I don't mean to be rude, but I've heard some pretty stupid girls saying: "I want to do this or that, but don't want to put in the work." I used to work at Chapters from 4 am - 9 am stocking shelves every day before the store opened. They'll say, "Are you kidding me?" No! I wanted to have a nice house, pay off a car, and I wanted to have zero debt from college. So yeah, I was going to have at least two jobs (haha). Now I work for myself. I probably work more now, but it's on my terms. People think it's easy.
At this point we breakout into back and forth stereotypical Valley Girl voices.
Mike: But Holly, you make it look so simple. You just wake up and people just give you things
Holly: I know, it's so amazing-
Mike: I wish I could just wake up and have life handed to me-
Holly: Wow, let me just slap on some fake eyelashes on and post about it-
Mike: I wish I was Wolf.
Quite enough of that.
What's the next thing on Holly Wolf's radar?
Holly: Right now, to keep doing what I'm doing. I'm really enjoying it. I have a lot of fun working for myself. In the beginning, I didn't know it would be this much work, but it makes sense. Anything this amazing and worth it will always take time and effort. Nothing comes easily. There's a 0.001% chance that life is easy. Life is tough bitch!

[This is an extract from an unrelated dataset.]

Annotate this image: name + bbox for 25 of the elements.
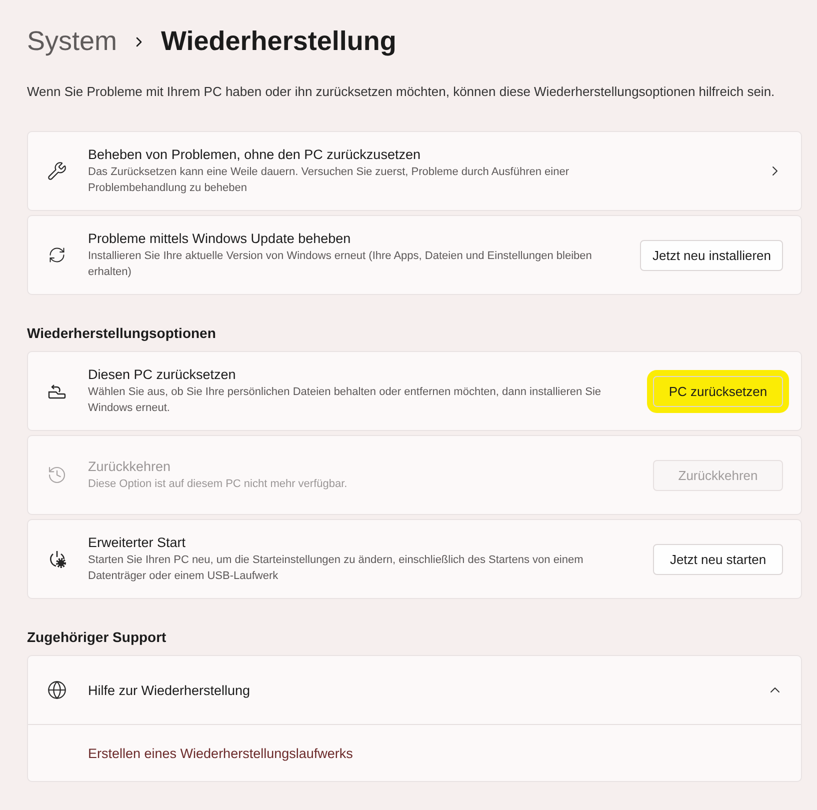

As we wrap up our conversation, I know she has a long night of editing ahead of her. I thank her for taking the time to explore the state of the modern model and suggest that she makes sure to gets enough sleep. To which she replied,
Holly: Thanks man, even though my schedule can be non-stop. I make sure I sleep. There are times when I don't get a lot of sleep, like if I'm at a Convention, but if I know that's coming up I go home to sleep the day before and after. I will not be out partying. My face, skin, and beauty is maybe half of why I'm awesome, so I take care of it with sleep. (Haha)
We joking banter back and forth about the percentages. By my very scientific calculations (meaning a pulled a random number out of thin air), I conclude that her physicality is only 30% of why she's awesome.
Holly: Whatever it is, I do not slack on sleep. Sleep is when your body regenerates and I need it. (Haha)
Well, sleep well my friend. As always, you've got a long day ahead of you and the day isn't going to slay itself.